Mother kills sons: An unemployed mother of two has confessed to smothering her sons, ages 1 and 2, then strapping their bodies into her Chrysler sedan and sinking it in the Edisto River, authorities said. Shaquan Duley, 29, allegedly told police that she smothered her sons Ja’van and Devean with her bare hands after a quarrel with her mother. “She had no way of taking care of her children,” said Orangeburg Country Sheriff Larry Williams. Neighbors said Duley lived with her mother in Orangeburg, a town of 13,000 about 40 miles south of Columbia, and had recently argued with her over how she was raising her children. “She was fed up with her mother,” Williams said. “She just wanted to be free.”
Pensacola Beach, Fla.
Cleanup coverup?
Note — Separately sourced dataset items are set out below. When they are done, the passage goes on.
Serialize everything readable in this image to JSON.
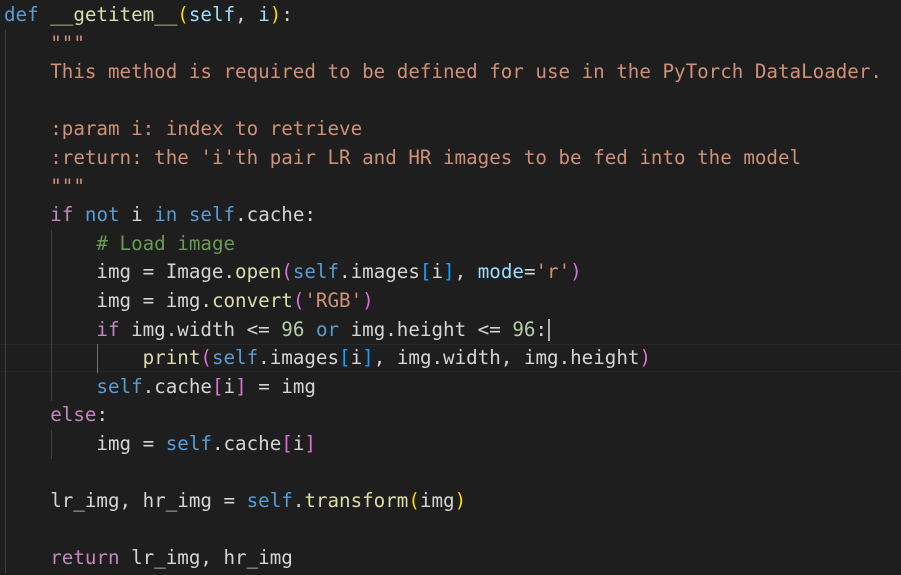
{
  "editor": {
    "language": "python",
    "theme": "dark",
    "cursor_line": 12,
    "lines": [
      {
        "tokens": [
          {
            "t": "def",
            "c": "kw"
          },
          {
            "t": " "
          },
          {
            "t": "__getitem__",
            "c": "fn"
          },
          {
            "t": "(",
            "c": "b1"
          },
          {
            "t": "self",
            "c": "par"
          },
          {
            "t": ", "
          },
          {
            "t": "i",
            "c": "par"
          },
          {
            "t": ")",
            "c": "b1"
          },
          {
            "t": ":"
          }
        ]
      },
      {
        "tokens": [
          {
            "t": "    "
          },
          {
            "t": "\"\"\"",
            "c": "str"
          }
        ]
      },
      {
        "tokens": [
          {
            "t": "    "
          },
          {
            "t": "This method is required to be defined for use in the PyTorch DataLoader.",
            "c": "str"
          }
        ]
      },
      {
        "tokens": []
      },
      {
        "tokens": [
          {
            "t": "    "
          },
          {
            "t": ":param i: index to retrieve",
            "c": "str"
          }
        ]
      },
      {
        "tokens": [
          {
            "t": "    "
          },
          {
            "t": ":return: the 'i'th pair LR and HR images to be fed into the model",
            "c": "str"
          }
        ]
      },
      {
        "tokens": [
          {
            "t": "    "
          },
          {
            "t": "\"\"\"",
            "c": "str"
          }
        ]
      },
      {
        "tokens": [
          {
            "t": "    "
          },
          {
            "t": "if",
            "c": "ctl"
          },
          {
            "t": " "
          },
          {
            "t": "not",
            "c": "kw"
          },
          {
            "t": " i "
          },
          {
            "t": "in",
            "c": "kw"
          },
          {
            "t": " "
          },
          {
            "t": "self",
            "c": "slf"
          },
          {
            "t": ".cache:"
          }
        ]
      },
      {
        "tokens": [
          {
            "t": "        "
          },
          {
            "t": "# Load image",
            "c": "cmt"
          }
        ]
      },
      {
        "tokens": [
          {
            "t": "        img = Image."
          },
          {
            "t": "open",
            "c": "fn"
          },
          {
            "t": "(",
            "c": "b2"
          },
          {
            "t": "self",
            "c": "slf"
          },
          {
            "t": ".images"
          },
          {
            "t": "[",
            "c": "b3"
          },
          {
            "t": "i"
          },
          {
            "t": "]",
            "c": "b3"
          },
          {
            "t": ", "
          },
          {
            "t": "mode",
            "c": "par"
          },
          {
            "t": "="
          },
          {
            "t": "'r'",
            "c": "str"
          },
          {
            "t": ")",
            "c": "b2"
          }
        ]
      },
      {
        "tokens": [
          {
            "t": "        img = img."
          },
          {
            "t": "convert",
            "c": "fn"
          },
          {
            "t": "(",
            "c": "b2"
          },
          {
            "t": "'RGB'",
            "c": "str"
          },
          {
            "t": ")",
            "c": "b2"
          }
        ]
      },
      {
        "tokens": [
          {
            "t": "        "
          },
          {
            "t": "if",
            "c": "ctl"
          },
          {
            "t": " img.width <= "
          },
          {
            "t": "96",
            "c": "num"
          },
          {
            "t": " "
          },
          {
            "t": "or",
            "c": "kw"
          },
          {
            "t": " img.height <= "
          },
          {
            "t": "96",
            "c": "num"
          },
          {
            "t": ":"
          }
        ]
      },
      {
        "tokens": [
          {
            "t": "            "
          },
          {
            "t": "print",
            "c": "fn"
          },
          {
            "t": "(",
            "c": "b2"
          },
          {
            "t": "self",
            "c": "slf"
          },
          {
            "t": ".images"
          },
          {
            "t": "[",
            "c": "b3"
          },
          {
            "t": "i"
          },
          {
            "t": "]",
            "c": "b3"
          },
          {
            "t": ", img.width, img.height"
          },
          {
            "t": ")",
            "c": "b2"
          }
        ]
      },
      {
        "tokens": [
          {
            "t": "        "
          },
          {
            "t": "self",
            "c": "slf"
          },
          {
            "t": ".cache"
          },
          {
            "t": "[",
            "c": "b2"
          },
          {
            "t": "i"
          },
          {
            "t": "]",
            "c": "b2"
          },
          {
            "t": " = img"
          }
        ]
      },
      {
        "tokens": [
          {
            "t": "    "
          },
          {
            "t": "else",
            "c": "ctl"
          },
          {
            "t": ":"
          }
        ]
      },
      {
        "tokens": [
          {
            "t": "        img = "
          },
          {
            "t": "self",
            "c": "slf"
          },
          {
            "t": ".cache"
          },
          {
            "t": "[",
            "c": "b2"
          },
          {
            "t": "i"
          },
          {
            "t": "]",
            "c": "b2"
          }
        ]
      },
      {
        "tokens": []
      },
      {
        "tokens": [
          {
            "t": "    lr_img, hr_img = "
          },
          {
            "t": "self",
            "c": "slf"
          },
          {
            "t": "."
          },
          {
            "t": "transform",
            "c": "fn"
          },
          {
            "t": "(",
            "c": "b1"
          },
          {
            "t": "img"
          },
          {
            "t": ")",
            "c": "b1"
          }
        ]
      },
      {
        "tokens": []
      },
      {
        "tokens": [
          {
            "t": "    "
          },
          {
            "t": "return",
            "c": "ctl"
          },
          {
            "t": " lr_img, hr_img"
          }
        ]
      }
    ]
  }
}
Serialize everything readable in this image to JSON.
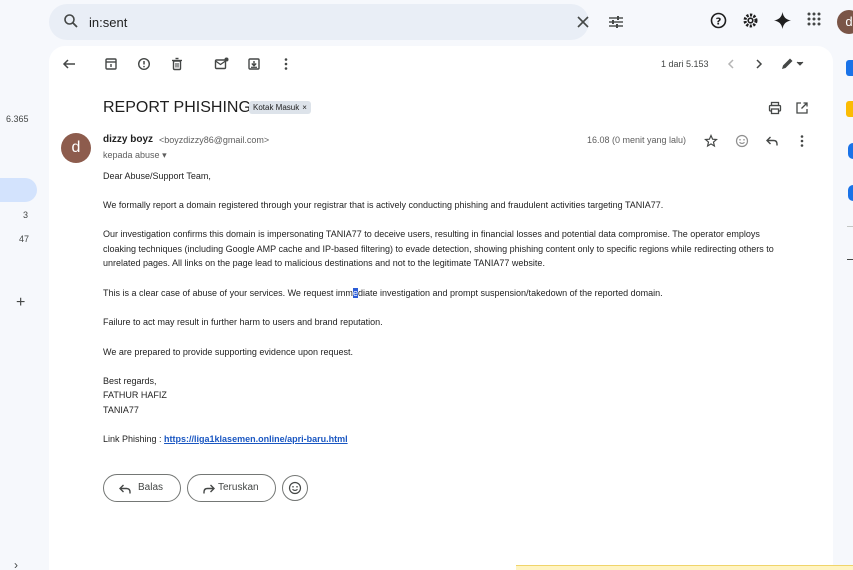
{
  "search": {
    "query": "in:sent"
  },
  "left_rail": {
    "counts": [
      "6.365",
      "3",
      "47"
    ]
  },
  "top_icons": [
    "help-icon",
    "settings-icon",
    "gemini-icon",
    "apps-icon"
  ],
  "account": {
    "initial": "d"
  },
  "toolbar": {
    "icons": [
      "back-arrow-icon",
      "archive-icon",
      "report-spam-icon",
      "delete-icon",
      "mark-unread-icon",
      "move-to-icon",
      "more-vert-icon"
    ],
    "pager": "1 dari 5.153"
  },
  "message": {
    "subject": "REPORT PHISHING",
    "label": "Kotak Masuk",
    "label_close": "×",
    "sender_initial": "d",
    "sender_name": "dizzy boyz",
    "sender_email": "<boyzdizzy86@gmail.com>",
    "to_line": "kepada abuse",
    "timestamp": "16.08 (0 menit yang lalu)",
    "greeting": "Dear Abuse/Support Team,",
    "p1": "We formally report a domain registered through your registrar that is actively conducting phishing and fraudulent activities targeting TANIA77.",
    "p2": "Our investigation confirms this domain is impersonating TANIA77 to deceive users, resulting in financial losses and potential data compromise. The operator employs cloaking techniques (including Google AMP cache and IP-based filtering) to evade detection, showing phishing content only to specific regions while redirecting others to unrelated pages. All links on the page lead to malicious destinations and not to the legitimate TANIA77 website.",
    "p3_before": "This is a clear case of abuse of your services. We request imm",
    "p3_highlight": "e",
    "p3_after": "diate investigation and prompt suspension/takedown of the reported domain.",
    "p4": "Failure to act may result in further harm to users and brand reputation.",
    "p5": "We are prepared to provide supporting evidence upon request.",
    "sign_1": "Best regards,",
    "sign_2": "FATHUR HAFIZ",
    "sign_3": "TANIA77",
    "link_label": "Link Phishing : ",
    "link_url": "https://liga1klasemen.online/apri-baru.html"
  },
  "actions": {
    "reply": "Balas",
    "forward": "Teruskan"
  },
  "colors": {
    "accent": "#0b57d0",
    "avatar": "#8d5c4d",
    "link": "#1a57c2"
  }
}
An Alabama fisherman working on the cleanup of the massive oil spill in the Gulf of Mexico has accused BP of hushing up the discovery of large oil slicks and tar balls in the Gulf and on adjoining beaches. Fishing boat captain Mark Williams says he encountered oil plumes and 3-inch-wide tar balls off the Florida coast two weeks after BP and the federal government claimed that 75 percent of the oil spilled in the Gulf had disappeared. He says a contractor hired by BP ordered him not to record his findings in his logbook, according to a report this week in TheDailyBeast.com. Several other cleanup workers have offered similar accounts. BP denied ordering workers to suppress reports of finding oil.